The complaint alleged that such regulations in Christian schools resulted in mistreatment and bullying of LGBT students. The CCCU, for its part, refuted these allegations.

“While this lawsuit presents frivolous legal claims, CCCU takes student experience reports seriously,” CCCU said.

“We are committed to learning, growing and deepening our understanding of how we can provide and strengthen support for all students on Christian college and university campuses, as CCCU institutions should be places where all students come together. feel secure, supported and welcomed. We know the college experience can be stressful, and even more so for LGBTQ students struggling to understand how their sexual orientation or gender identity intersects with their personal faith. “

In April, the Defending Freedom Alliance, a national religious freedom legal organization, filed for trial assistance on behalf of students at Corban University in Oregon, William Jessup University in California and Phoenix Seminary in Arizona, to protect religious exemptions for Title IX universities.
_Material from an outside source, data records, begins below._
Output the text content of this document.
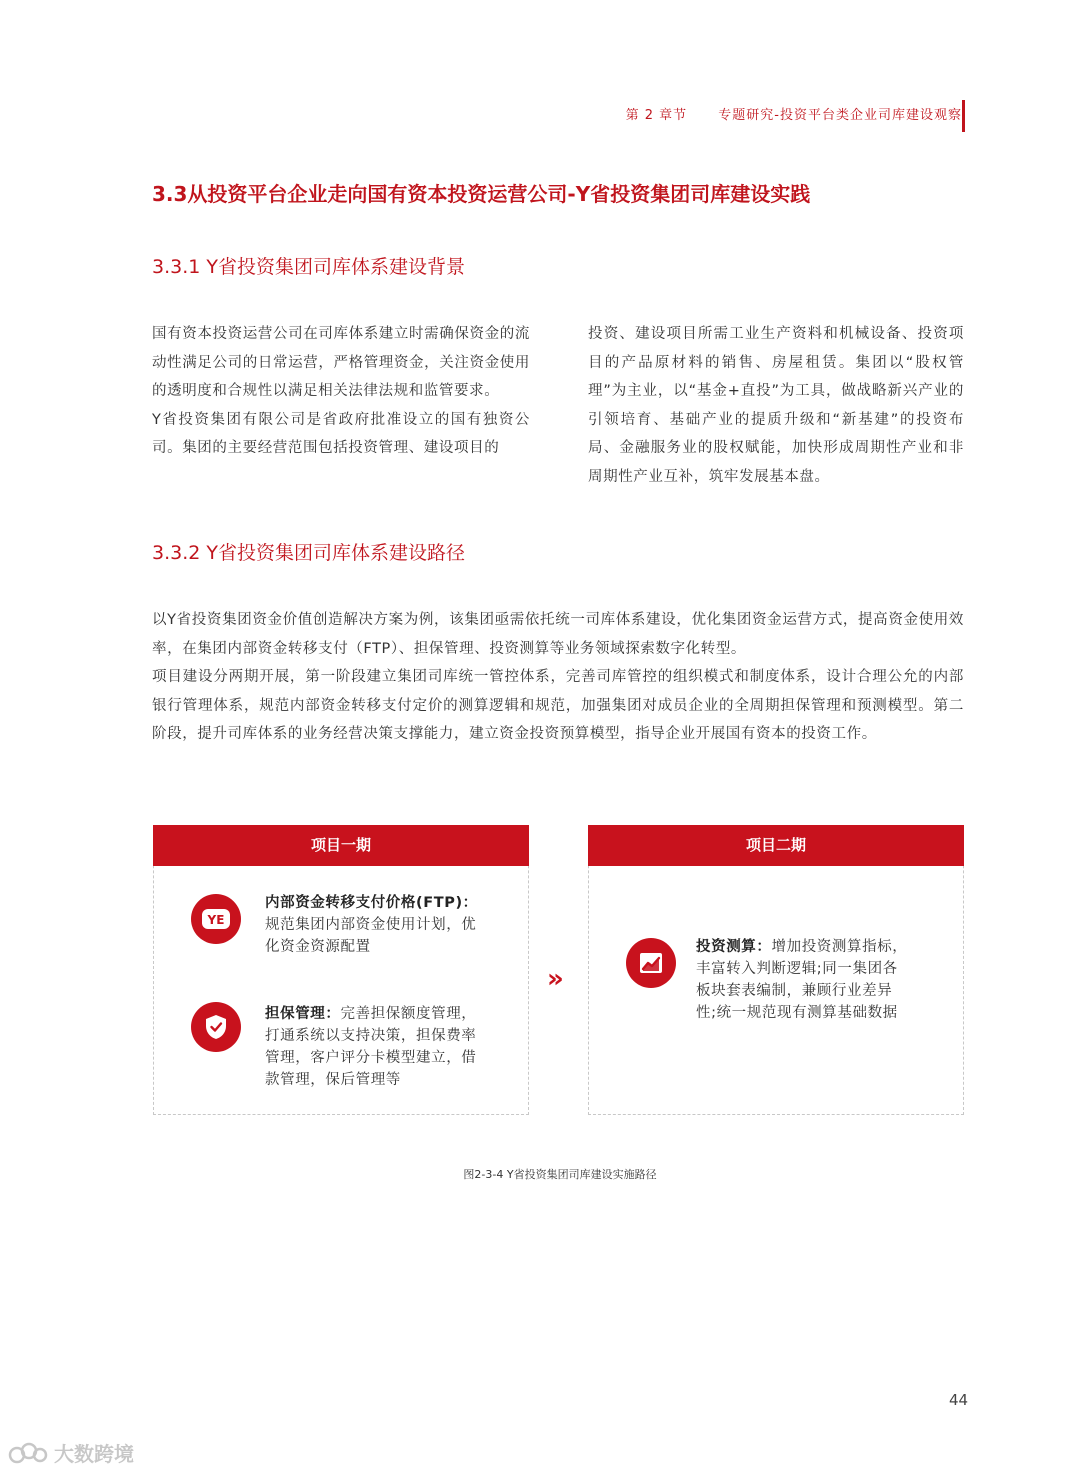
第 2 章节 专题研究-投资平台类企业司库建设观察
3.3从投资平台企业走向国有资本投资运营公司-Y省投资集团司库建设实践
3.3.1 Y省投资集团司库体系建设背景

国有资本投资运营公司在司库体系建立时需确保资金的流动性满足公司的日常运营，严格管理资金，关注资金使用的透明度和合规性以满足相关法律法规和监管要求。

Y省投资集团有限公司是省政府批准设立的国有独资公司。集团的主要经营范围包括投资管理、建设项目的

投资、建设项目所需工业生产资料和机械设备、投资项目的产品原材料的销售、房屋租赁。集团以“股权管理”为主业，以“基金+直投”为工具，做战略新兴产业的引领培育、基础产业的提质升级和“新基建”的投资布局、金融服务业的股权赋能，加快形成周期性产业和非周期性产业互补，筑牢发展基本盘。

3.3.2 Y省投资集团司库体系建设路径

以Y省投资集团资金价值创造解决方案为例，该集团亟需依托统一司库体系建设，优化集团资金运营方式，提高资金使用效率，在集团内部资金转移支付（FTP）、担保管理、投资测算等业务领域探索数字化转型。

项目建设分两期开展，第一阶段建立集团司库统一管控体系，完善司库管控的组织模式和制度体系，设计合理公允的内部银行管理体系，规范内部资金转移支付定价的测算逻辑和规范，加强集团对成员企业的全周期担保管理和预测模型。第二阶段，提升司库体系的业务经营决策支撑能力，建立资金投资预算模型，指导企业开展国有资本的投资工作。

项目一期
YE
内部资金转移支付价格(FTP)：
规范集团内部资金使用计划，优
化资金资源配置
担保管理：完善担保额度管理，
打通系统以支持决策，担保费率
管理，客户评分卡模型建立，借
款管理，保后管理等
»
项目二期
投资测算：增加投资测算指标，
丰富转入判断逻辑;同一集团各
板块套表编制，兼顾行业差异
性;统一规范现有测算基础数据
图2-3-4 Y省投资集团司库建设实施路径
44
大数跨境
In one declarationDavid Cortman, senior counsel for ADF and vice president of US litigation, said: “This lawsuit [filed by REAP] wants the federal government to tell Christian schools, “To continue accepting students who receive federal financial aid, all you have to do is start acting against your own beliefs.” It is neither reasonable nor constitutional ”,

The CCCU says its member colleges can “advance their religious missions only if they are able to teach and adhere to their doctrines without government interference.”

“… [This litigation] threatens to stifle higher religious education in America. For these reasons, combined with the fact that only religious colleges can fully understand the importance of the exemption and the current administration’s open hostility to the arguments needed to fully defend the Title IX religious exemption, the CCCU is in right to intervene as of right “. in accordance with the appeal of the CCCU.